The way I think of it is as Trump abrogating America’s pledge to be a benevolent superpower that maintains a global world order. Instead, under Trump, the US will be one of many global actors looking to make the best deals for their own national interests. But, in Trump’s vision, the US will be first among those many because of its size and might and ability to bend others to its will through force.

This gives an umbrella under which similarly-minded politicians can also act unilaterally, where success depends chiefly on negotiating advantage and the ability to bend other nations to their will.

1 Big Thing: US international might

Reading a German account of the coming re-imposition of US sanctions on Iran gives you a sense of the broad power of the US government to impose its will on foreign actors.

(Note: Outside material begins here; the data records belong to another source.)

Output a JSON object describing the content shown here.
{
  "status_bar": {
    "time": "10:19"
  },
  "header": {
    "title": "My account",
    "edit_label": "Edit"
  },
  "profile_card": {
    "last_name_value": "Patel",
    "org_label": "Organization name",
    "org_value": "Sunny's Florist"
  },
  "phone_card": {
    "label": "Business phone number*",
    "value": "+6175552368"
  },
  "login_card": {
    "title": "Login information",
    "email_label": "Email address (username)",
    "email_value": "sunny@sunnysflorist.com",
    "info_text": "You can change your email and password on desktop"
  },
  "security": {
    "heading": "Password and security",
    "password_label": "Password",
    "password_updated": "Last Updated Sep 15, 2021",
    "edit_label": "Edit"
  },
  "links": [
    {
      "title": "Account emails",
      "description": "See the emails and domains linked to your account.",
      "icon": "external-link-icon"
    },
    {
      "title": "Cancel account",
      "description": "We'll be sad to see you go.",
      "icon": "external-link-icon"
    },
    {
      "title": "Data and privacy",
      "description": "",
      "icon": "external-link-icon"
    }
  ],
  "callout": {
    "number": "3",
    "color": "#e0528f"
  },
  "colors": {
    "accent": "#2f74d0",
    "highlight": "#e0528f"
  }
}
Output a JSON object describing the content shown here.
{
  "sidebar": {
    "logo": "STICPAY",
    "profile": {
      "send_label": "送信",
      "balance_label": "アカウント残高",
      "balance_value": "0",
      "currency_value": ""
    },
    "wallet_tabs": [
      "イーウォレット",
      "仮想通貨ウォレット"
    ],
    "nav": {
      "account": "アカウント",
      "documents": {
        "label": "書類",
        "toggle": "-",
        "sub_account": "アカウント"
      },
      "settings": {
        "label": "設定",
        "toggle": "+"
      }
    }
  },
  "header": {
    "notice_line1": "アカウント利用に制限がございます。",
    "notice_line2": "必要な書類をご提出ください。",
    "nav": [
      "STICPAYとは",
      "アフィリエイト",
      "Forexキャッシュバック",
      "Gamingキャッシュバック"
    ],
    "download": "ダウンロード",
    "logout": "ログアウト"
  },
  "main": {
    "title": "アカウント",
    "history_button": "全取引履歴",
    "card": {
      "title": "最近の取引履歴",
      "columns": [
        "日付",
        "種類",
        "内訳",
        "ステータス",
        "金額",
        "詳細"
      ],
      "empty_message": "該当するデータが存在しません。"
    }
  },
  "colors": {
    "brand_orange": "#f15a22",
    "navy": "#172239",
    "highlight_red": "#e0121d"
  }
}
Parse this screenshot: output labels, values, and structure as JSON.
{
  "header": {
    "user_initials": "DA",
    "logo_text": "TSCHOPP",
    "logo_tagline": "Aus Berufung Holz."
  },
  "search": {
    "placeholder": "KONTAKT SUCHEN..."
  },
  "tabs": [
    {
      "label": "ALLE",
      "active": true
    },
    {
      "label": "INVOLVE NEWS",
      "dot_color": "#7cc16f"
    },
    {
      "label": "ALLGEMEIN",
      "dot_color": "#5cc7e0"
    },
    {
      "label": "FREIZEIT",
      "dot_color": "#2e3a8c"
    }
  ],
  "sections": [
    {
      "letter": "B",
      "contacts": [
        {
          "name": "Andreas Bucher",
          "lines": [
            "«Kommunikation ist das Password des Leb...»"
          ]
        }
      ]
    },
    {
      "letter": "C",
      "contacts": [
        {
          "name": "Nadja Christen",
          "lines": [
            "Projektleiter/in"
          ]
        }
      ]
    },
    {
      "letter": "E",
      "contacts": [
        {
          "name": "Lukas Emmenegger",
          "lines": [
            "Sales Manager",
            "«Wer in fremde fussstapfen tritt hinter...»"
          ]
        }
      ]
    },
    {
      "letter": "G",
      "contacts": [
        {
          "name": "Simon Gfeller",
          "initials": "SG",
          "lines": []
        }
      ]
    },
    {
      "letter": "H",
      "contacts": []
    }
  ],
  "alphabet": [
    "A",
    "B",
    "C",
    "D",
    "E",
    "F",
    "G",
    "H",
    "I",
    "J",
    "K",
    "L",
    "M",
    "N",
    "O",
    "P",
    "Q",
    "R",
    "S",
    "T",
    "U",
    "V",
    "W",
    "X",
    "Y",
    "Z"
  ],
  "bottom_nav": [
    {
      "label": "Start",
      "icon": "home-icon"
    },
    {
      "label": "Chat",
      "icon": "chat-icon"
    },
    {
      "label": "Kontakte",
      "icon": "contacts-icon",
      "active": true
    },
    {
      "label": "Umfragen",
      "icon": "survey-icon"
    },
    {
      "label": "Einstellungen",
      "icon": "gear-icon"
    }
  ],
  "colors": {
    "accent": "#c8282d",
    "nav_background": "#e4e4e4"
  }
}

The Trump Administration position is that the deal the Obama Administration worked out with Iran – hammered out with near complete opposition by Republicans – never should have happened. And so, he is in his right to rescind it and reimpose a sanctions regime to bring Iran to heel.

Goals: The question is what the objectives of the re-imposition of sanctions are. The Trump Administration says it wants to prevent the Iranians from acquiring nuclear weapons. However, the German-language article says quite clearly the purpose is regime change in order to stop Iranian actions in the Middle East in support of Assad’s Syria, Hezbollah in Lebanon, Hamas in the Gaza Strip, militant Shiite groups in Iraq and Houthi rebels in Yemen. By making the economic lives of ordinary Iranians so difficult that they elect new leaders, the Trump Administration believes it can force regime change from the outside.

What are the likely sanctions? Details are coming this week. But expect the following:

  • Sanctions on Iranian purchases of US dollars
  • Sanctions on Iranian dealings in gold and other precious metals with anyone
  • Sanctions on Iranian dealings with metals, coals and software related to industrial production with anyone
  • Ban on the import of Iranian rugs and food into the US
  • In 90 days, a reduction of oil imports from Iran by anyone

Why this matters: As the German article says, the US is the largest market in the world. And companies that do business in Iran, do business globally. They do not want to lose access to the US market by flouting the US sanctions regime. So they are forced to comply, even though they are not under US jurisdiction. That’s the power of the US.

Moreover, the US dollar, as the world’s reserve currency, adds an extra measure of power over actors in the financial system because the US can cut off actors who deal with Iran using the American currency. BNP Paribas’s $8.9 billion fine, imposed in 2014 and upheld in US court in 2015, serves as a warning to all comers.

Deeper dive: This is the genesis of Trump’s uncompromising positioning on international issues. He rightly believes the US has unparalleled power not just because of its military but also because of the size of its economy and the US dollar. And he is willing to use coercion to get what he wants by using this power as weapons against perceived enemies and allies alike.

2. Trump’s broadest set of tariffs ever

Thinking about the Iranian situation helps understand where Trump is coming from on tariffs. Yesterday, Axios reported that leaked Trump Administration documents show plans by Trump trade advisor Peter Navarro for “the United States entering simultaneous trade wars with China, India, Pakistan, Thailand, the Philippines, Singapore, Ukraine, Mexico, Saudi Arabia, Chile, Hong Kong, Brazil and Turkey”.

The sanctions were intended as an executive order in order to bypass the need for Congressional approval. And the tariffs would have been very large, with a ratcheting up over time to as high as 45%.

Why this matters: Since Trump has come to office, people have quoted Maya Angelou’s life lesson “When people show you who they are, believe them.” In Trump’s case, he is telling us he is a protectionist because he believes in America’s might and right to force others to its will.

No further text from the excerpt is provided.